Singing In Color vs Black & White
Black and white singing:
- This is caused by the lack of an authentically communicative face and body language. The eyes are usually rather numb, body language closed off.
- This singer sings everything with the same tone of voice. It can be beautiful, strong, technically flawless but without subtlety of tone, it's just sound with no meaning. This voice may have dynamic changes but they are predictable, not nuanced and fresh. Listening to it you get the feeling that the singer is not present with anything other than the technical aspects of their voice. The connection from the singer and the song to the audience is weak or altogether missing.

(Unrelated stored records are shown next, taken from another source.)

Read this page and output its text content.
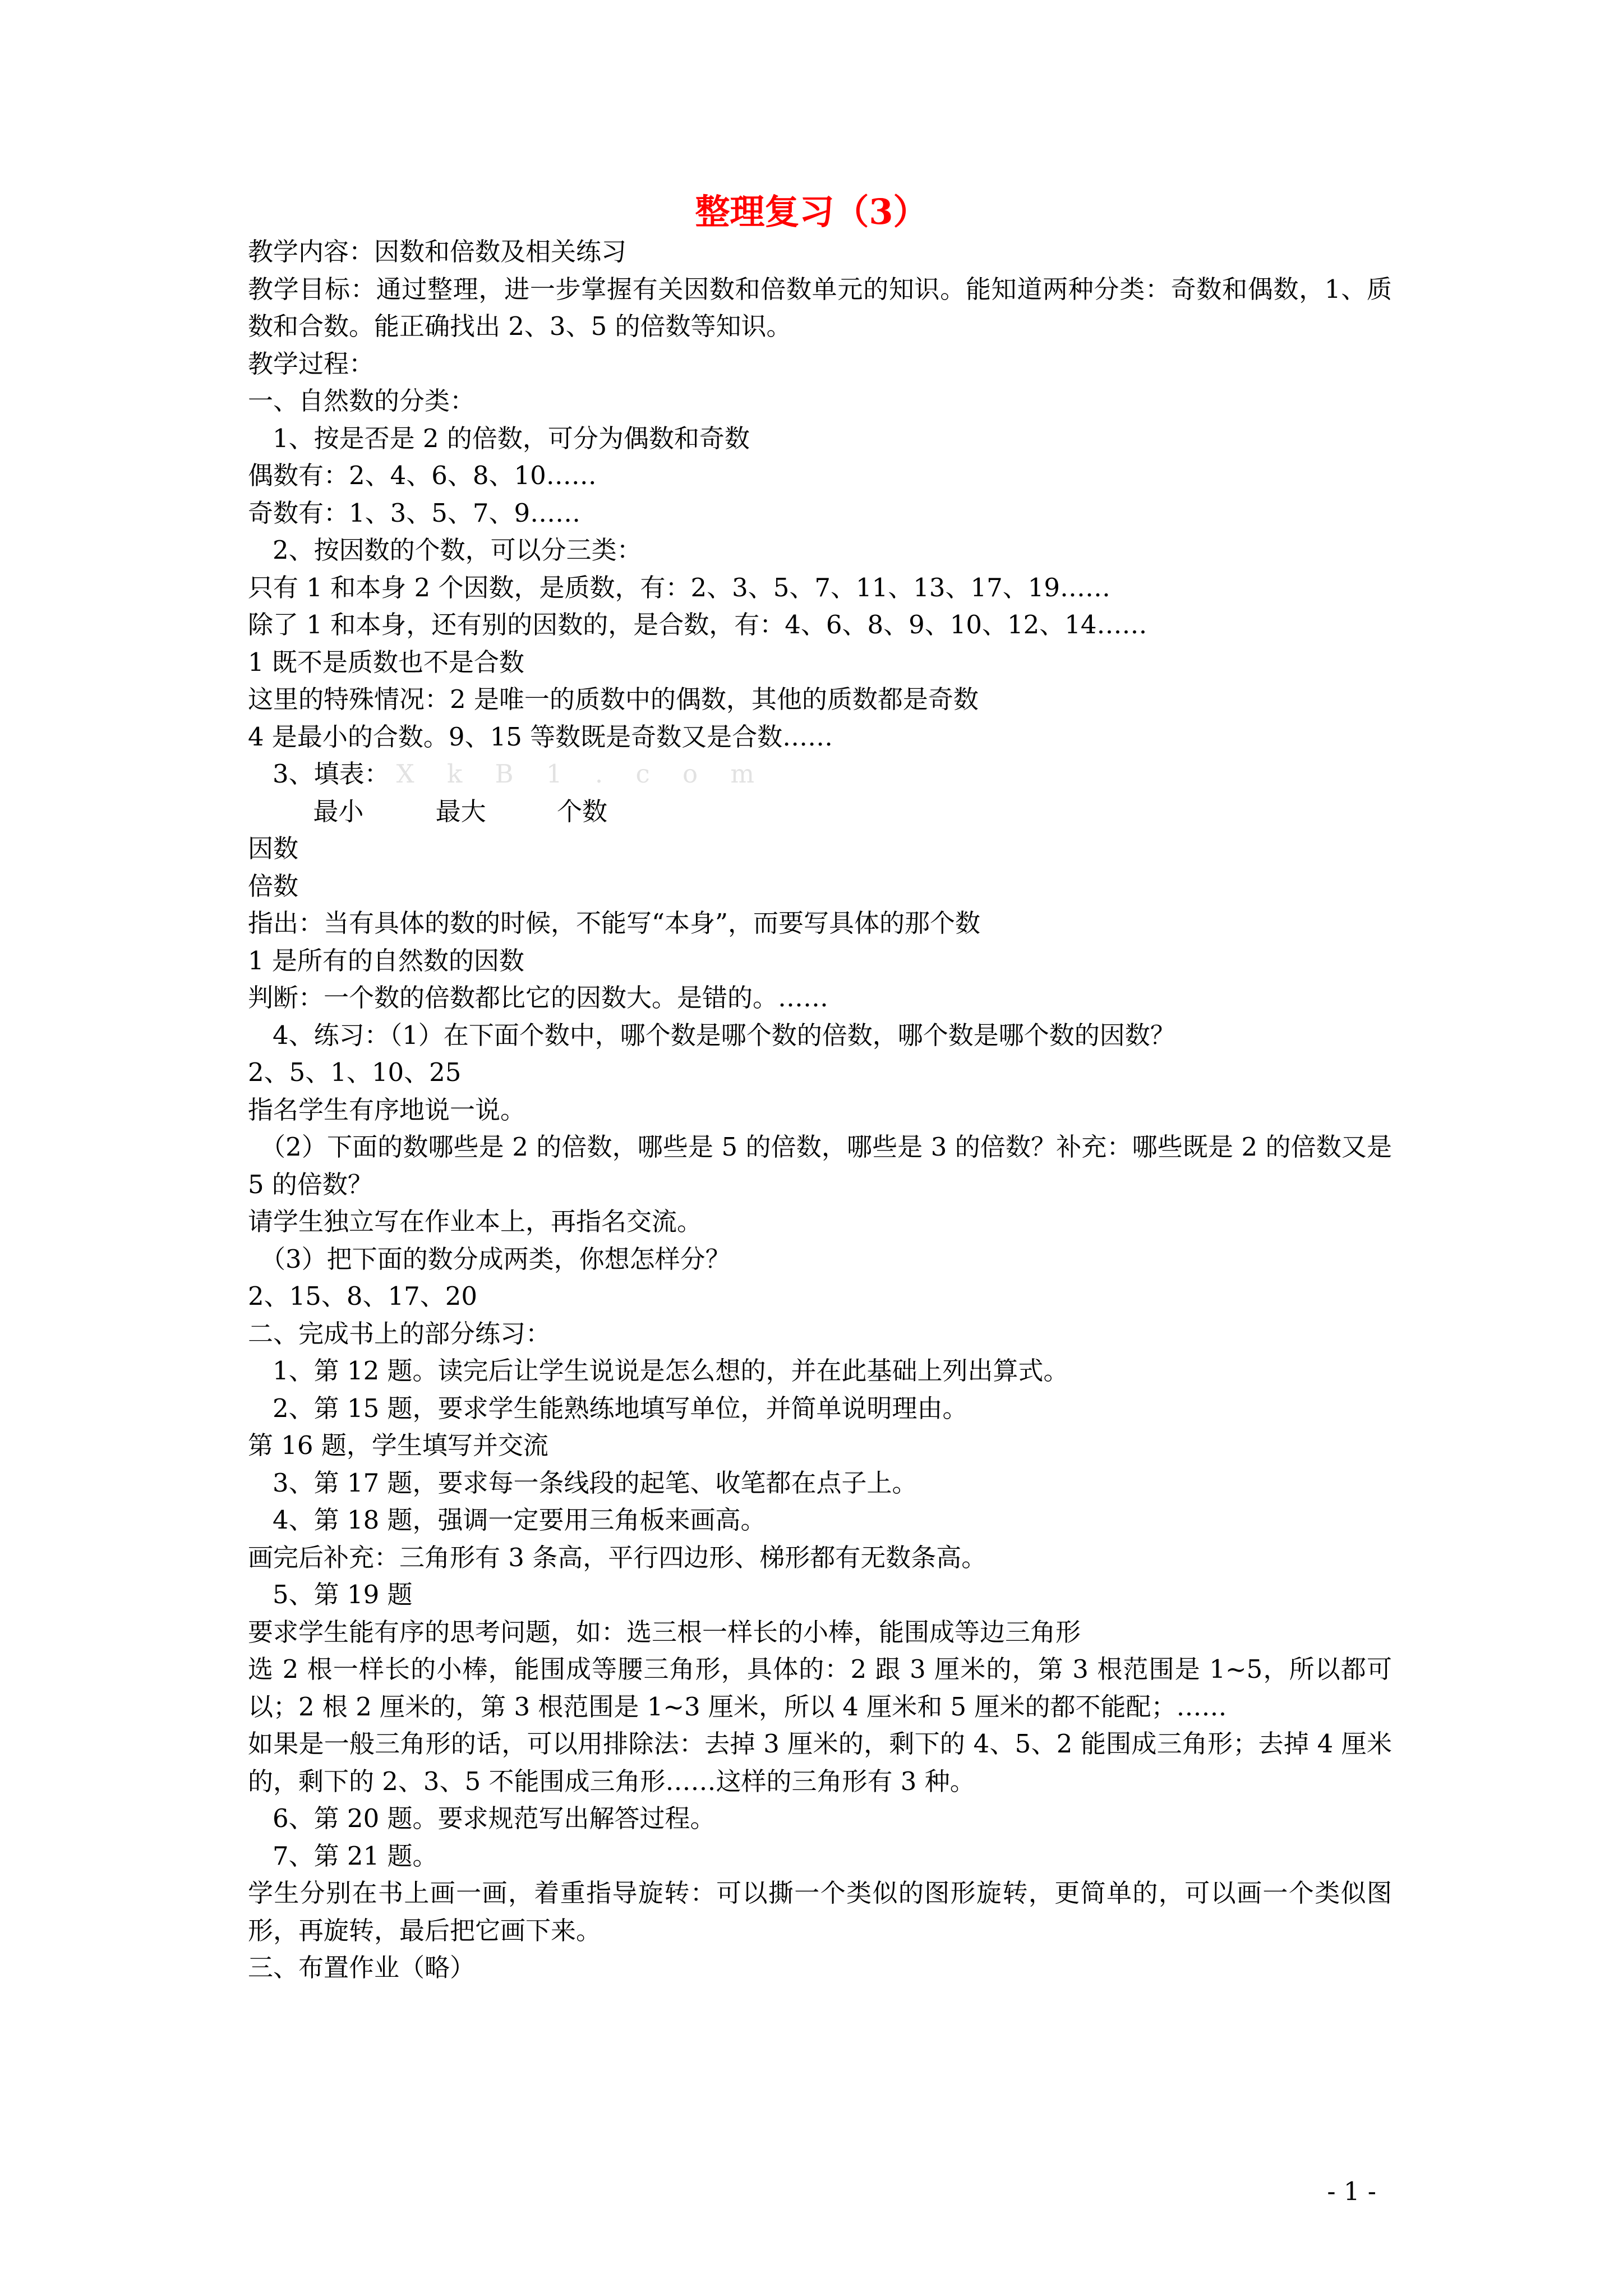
整理复习（3）
教学内容：因数和倍数及相关练习
教学目标：通过整理，进一步掌握有关因数和倍数单元的知识。能知道两种分类：奇数和偶数，1、质数和合数。能正确找出 2、3、5 的倍数等知识。
教学过程：
一、自然数的分类：
1、按是否是 2 的倍数，可分为偶数和奇数
偶数有：2、4、6、8、10……
奇数有：1、3、5、7、9……
2、按因数的个数，可以分三类：
只有 1 和本身 2 个因数，是质数，有：2、3、5、7、11、13、17、19……
除了 1 和本身，还有别的因数的，是合数，有：4、6、8、9、10、12、14……
1 既不是质数也不是合数
这里的特殊情况：2 是唯一的质数中的偶数，其他的质数都是奇数
4 是最小的合数。9、15 等数既是奇数又是合数……
3、填表： X k B 1 . c o m
最小	最大	个数
因数
倍数
指出：当有具体的数的时候，不能写“本身”，而要写具体的那个数
1 是所有的自然数的因数
判断：一个数的倍数都比它的因数大。是错的。……
4、练习：（1）在下面个数中，哪个数是哪个数的倍数，哪个数是哪个数的因数？
2、5、1、10、25
指名学生有序地说一说。
（2）下面的数哪些是 2 的倍数，哪些是 5 的倍数，哪些是 3 的倍数？补充：哪些既是 2 的倍数又是 5 的倍数？
请学生独立写在作业本上，再指名交流。
（3）把下面的数分成两类，你想怎样分？
2、15、8、17、20
二、完成书上的部分练习：
1、第 12 题。读完后让学生说说是怎么想的，并在此基础上列出算式。
2、第 15 题，要求学生能熟练地填写单位，并简单说明理由。
第 16 题，学生填写并交流
3、第 17 题，要求每一条线段的起笔、收笔都在点子上。
4、第 18 题，强调一定要用三角板来画高。
画完后补充：三角形有 3 条高，平行四边形、梯形都有无数条高。
5、第 19 题
要求学生能有序的思考问题，如：选三根一样长的小棒，能围成等边三角形
选 2 根一样长的小棒，能围成等腰三角形，具体的：2 跟 3 厘米的，第 3 根范围是 1~5，所以都可以；2 根 2 厘米的，第 3 根范围是 1~3 厘米，所以 4 厘米和 5 厘米的都不能配；……
如果是一般三角形的话，可以用排除法：去掉 3 厘米的，剩下的 4、5、2 能围成三角形；去掉 4 厘米的，剩下的 2、3、5 不能围成三角形……这样的三角形有 3 种。
6、第 20 题。要求规范写出解答过程。
7、第 21 题。
学生分别在书上画一画，着重指导旋转：可以撕一个类似的图形旋转，更简单的，可以画一个类似图形，再旋转，最后把它画下来。
三、布置作业（略）
- 1 -
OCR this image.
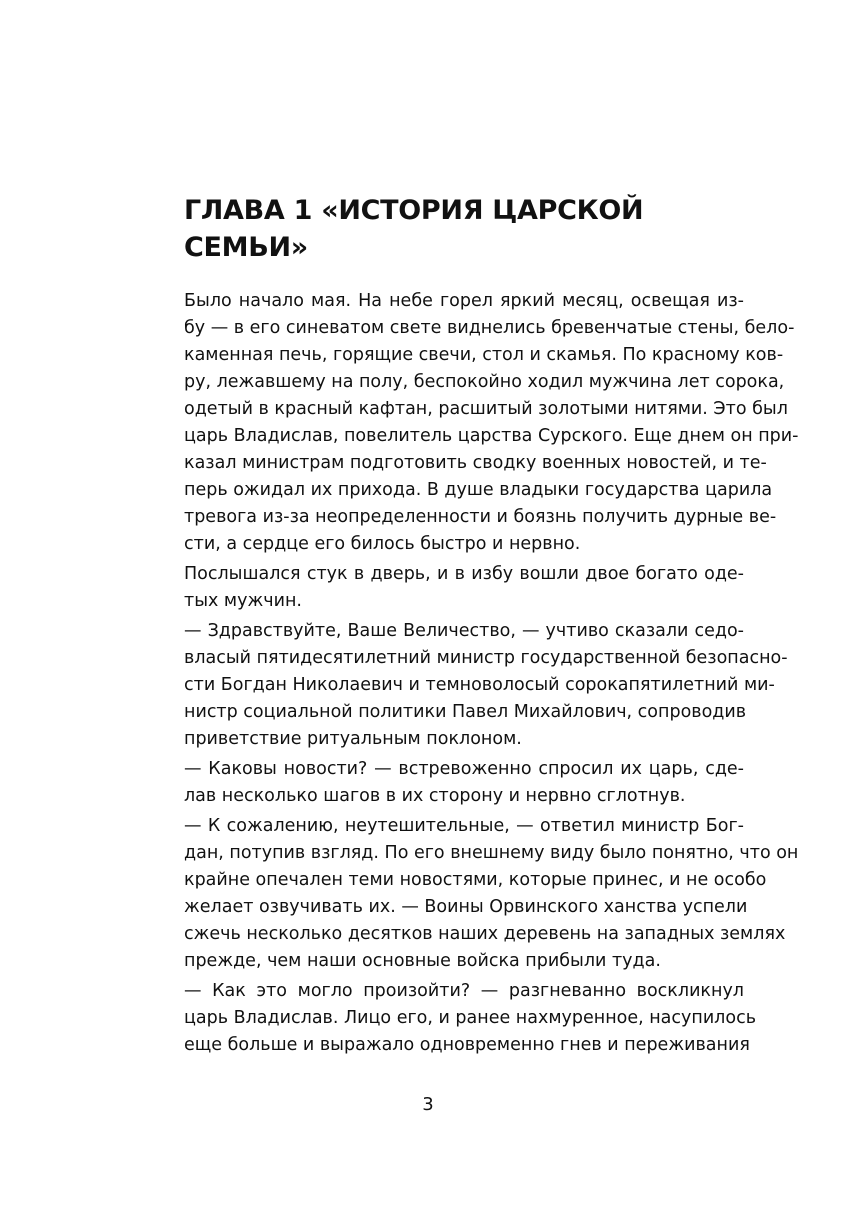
ГЛАВА 1 «ИСТОРИЯ ЦАРСКОЙ
СЕМЬИ»
Было начало мая. На небе горел яркий месяц, освещая из-
бу — в его синеватом свете виднелись бревенчатые стены, бело-
каменная печь, горящие свечи, стол и скамья. По красному ков-
ру, лежавшему на полу, беспокойно ходил мужчина лет сорока,
одетый в красный кафтан, расшитый золотыми нитями. Это был
царь Владислав, повелитель царства Сурского. Еще днем он при-
казал министрам подготовить сводку военных новостей, и те-
перь ожидал их прихода. В душе владыки государства царила
тревога из-за неопределенности и боязнь получить дурные ве-
сти, а сердце его билось быстро и нервно.
Послышался стук в дверь, и в избу вошли двое богато оде-
тых мужчин.
— Здравствуйте, Ваше Величество, — учтиво сказали седо-
власый пятидесятилетний министр государственной безопасно-
сти Богдан Николаевич и темноволосый сорокапятилетний ми-
нистр социальной политики Павел Михайлович, сопроводив
приветствие ритуальным поклоном.
— Каковы новости? — встревоженно спросил их царь, сде-
лав несколько шагов в их сторону и нервно сглотнув.
— К сожалению, неутешительные, — ответил министр Бог-
дан, потупив взгляд. По его внешнему виду было понятно, что он
крайне опечален теми новостями, которые принес, и не особо
желает озвучивать их. — Воины Орвинского ханства успели
сжечь несколько десятков наших деревень на западных землях
прежде, чем наши основные войска прибыли туда.
— Как это могло произойти? — разгневанно воскликнул
царь Владислав. Лицо его, и ранее нахмуренное, насупилось
еще больше и выражало одновременно гнев и переживания

3
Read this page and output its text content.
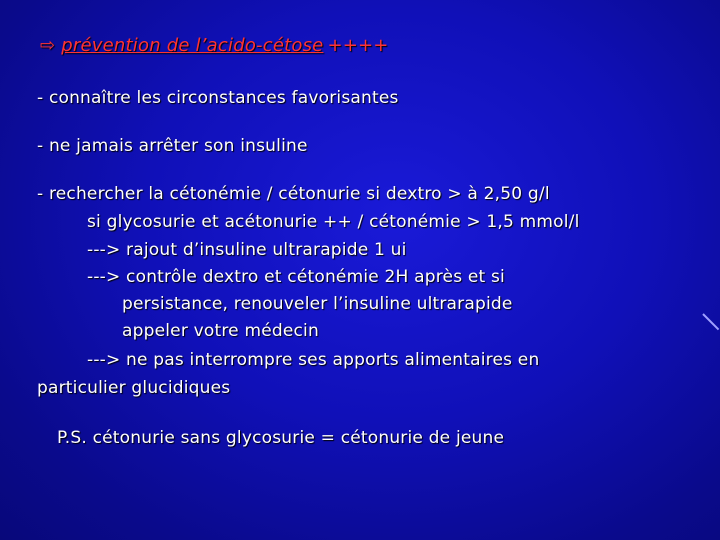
⇨ prévention de l’acido-cétose ++++
- connaître les circonstances favorisantes
- ne jamais arrêter son insuline
- rechercher la cétonémie / cétonurie si dextro > à 2,50 g/l
si glycosurie et acétonurie ++ / cétonémie > 1,5 mmol/l
---> rajout d’insuline ultrarapide 1 ui
---> contrôle dextro et cétonémie 2H après et si
persistance, renouveler l’insuline ultrarapide
appeler votre médecin
---> ne pas interrompre ses apports alimentaires en
particulier glucidiques
P.S. cétonurie sans glycosurie = cétonurie de jeune
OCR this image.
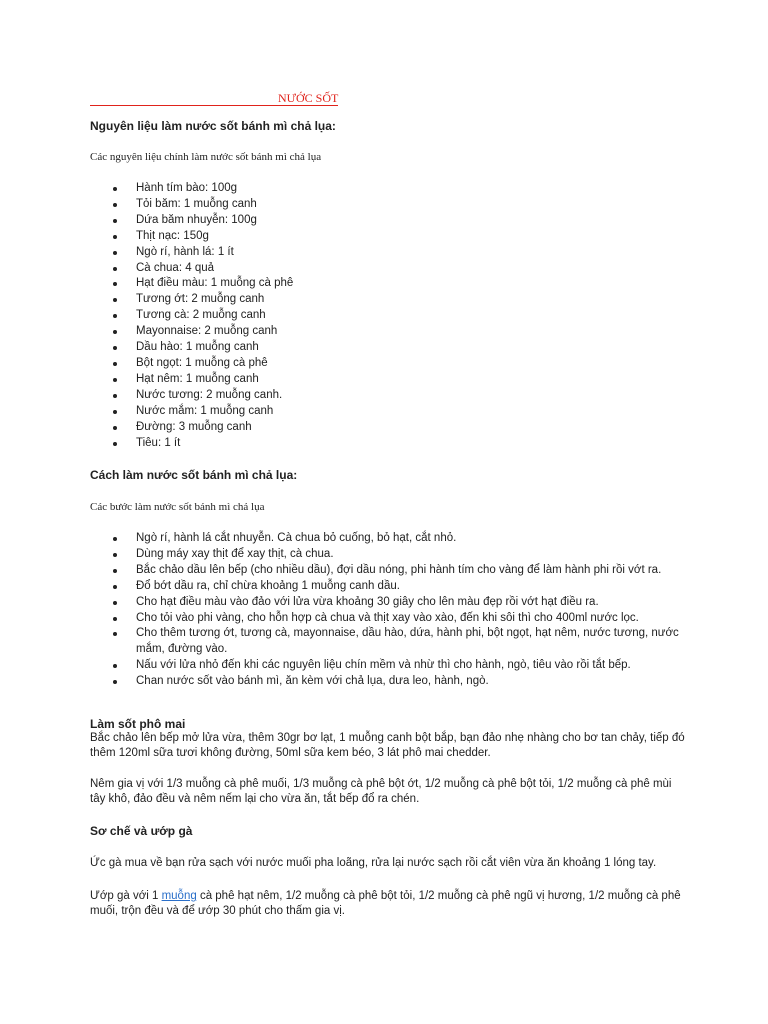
NƯỚC SỐT
Nguyên liệu làm nước sốt bánh mì chả lụa:
Các nguyên liệu chính làm nước sốt bánh mì chả lụa
Hành tím bào: 100g
Tỏi băm: 1 muỗng canh
Dứa băm nhuyễn: 100g
Thịt nạc: 150g
Ngò rí, hành lá: 1 ít
Cà chua: 4 quả
Hạt điều màu: 1 muỗng cà phê
Tương ớt: 2 muỗng canh
Tương cà: 2 muỗng canh
Mayonnaise: 2 muỗng canh
Dầu hào: 1 muỗng canh
Bột ngọt: 1 muỗng cà phê
Hạt nêm: 1 muỗng canh
Nước tương: 2 muỗng canh.
Nước mắm: 1 muỗng canh
Đường: 3 muỗng canh
Tiêu: 1 ít
Cách làm nước sốt bánh mì chả lụa:
Các bước làm nước sốt bánh mì chả lụa
Ngò rí, hành lá cắt nhuyễn. Cà chua bỏ cuống, bỏ hạt, cắt nhỏ.
Dùng máy xay thịt để xay thịt, cà chua.
Bắc chảo dầu lên bếp (cho nhiều dầu), đợi dầu nóng, phi hành tím cho vàng để làm hành phi rồi vớt ra.
Đổ bớt dầu ra, chỉ chừa khoảng 1 muỗng canh dầu.
Cho hạt điều màu vào đảo với lửa vừa khoảng 30 giây cho lên màu đẹp rồi vớt hạt điều ra.
Cho tỏi vào phi vàng, cho hỗn hợp cà chua và thịt xay vào xào, đến khi sôi thì cho 400ml nước lọc.
Cho thêm tương ớt, tương cà, mayonnaise, dầu hào, dứa, hành phi, bột ngọt, hạt nêm, nước tương, nước mắm, đường vào.
Nấu với lửa nhỏ đến khi các nguyên liệu chín mềm và nhừ thì cho hành, ngò, tiêu vào rồi tắt bếp.
Chan nước sốt vào bánh mì, ăn kèm với chả lụa, dưa leo, hành, ngò.
Làm sốt phô mai
Bắc chảo lên bếp mở lửa vừa, thêm 30gr bơ lạt, 1 muỗng canh bột bắp, bạn đảo nhẹ nhàng cho bơ tan chảy, tiếp đó thêm 120ml sữa tươi không đường, 50ml sữa kem béo, 3 lát phô mai chedder.
Nêm gia vị với 1/3 muỗng cà phê muối, 1/3 muỗng cà phê bột ớt, 1/2 muỗng cà phê bột tỏi, 1/2 muỗng cà phê mùi tây khô, đảo đều và nêm nếm lại cho vừa ăn, tắt bếp đổ ra chén.
Sơ chế và ướp gà
Ức gà mua về bạn rửa sạch với nước muối pha loãng, rửa lại nước sạch rồi cắt viên vừa ăn khoảng 1 lóng tay.
Ướp gà với 1 muỗng cà phê hạt nêm, 1/2 muỗng cà phê bột tỏi, 1/2 muỗng cà phê ngũ vị hương, 1/2 muỗng cà phê muối, trộn đều và để ướp 30 phút cho thấm gia vị.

- This type of singing is common in amateur singers who don't have much live experience with an audience. They don't yet know how to truly connect with people listening to them, thinking their job is to amaze the audience, judges, industry with their vocal ability to hit high notes, long notes, strong notes. And/or they have stage fright issues, fearing any contact they could make with the audience.
- Friends and family may attend concerts and buy CDs, the singer may have a small following but the emotional response will not be much. If they continue a black & white approach, the singer usually moves on to other things in life- not to a sustained music career.
- This is singing with varying degrees of vocal tone and inflection, as is authentic and appropriate for the meaning of the lyric.
- This singer communicates with eyes, face, hands, body language. They are holistically committed t0 delivering message. Dynamics are sometimes surprising, full of power but also infinitely controlled. There are subtle nuances everywhere, but no "over-acting". The listener gets the feeling the singer is singing directly to them.
- This is the sound of the true artist. The goal of such sounds are to cause someone to understand a message, in such a way that they respond with emotion.
- People will... 1. pay money for... 2. develop a loyalty to and ... 3. tell others about the experience of being moved in this way. Sometimes this devoted audience is a small niche market, sometimes a mega-market, but there is emotional satisfaction for artist and audience, and if wisely planned and monitored, a financially sustainable career.
So have you heard a black & white or color singer somewhere lately? How did that performance hit you?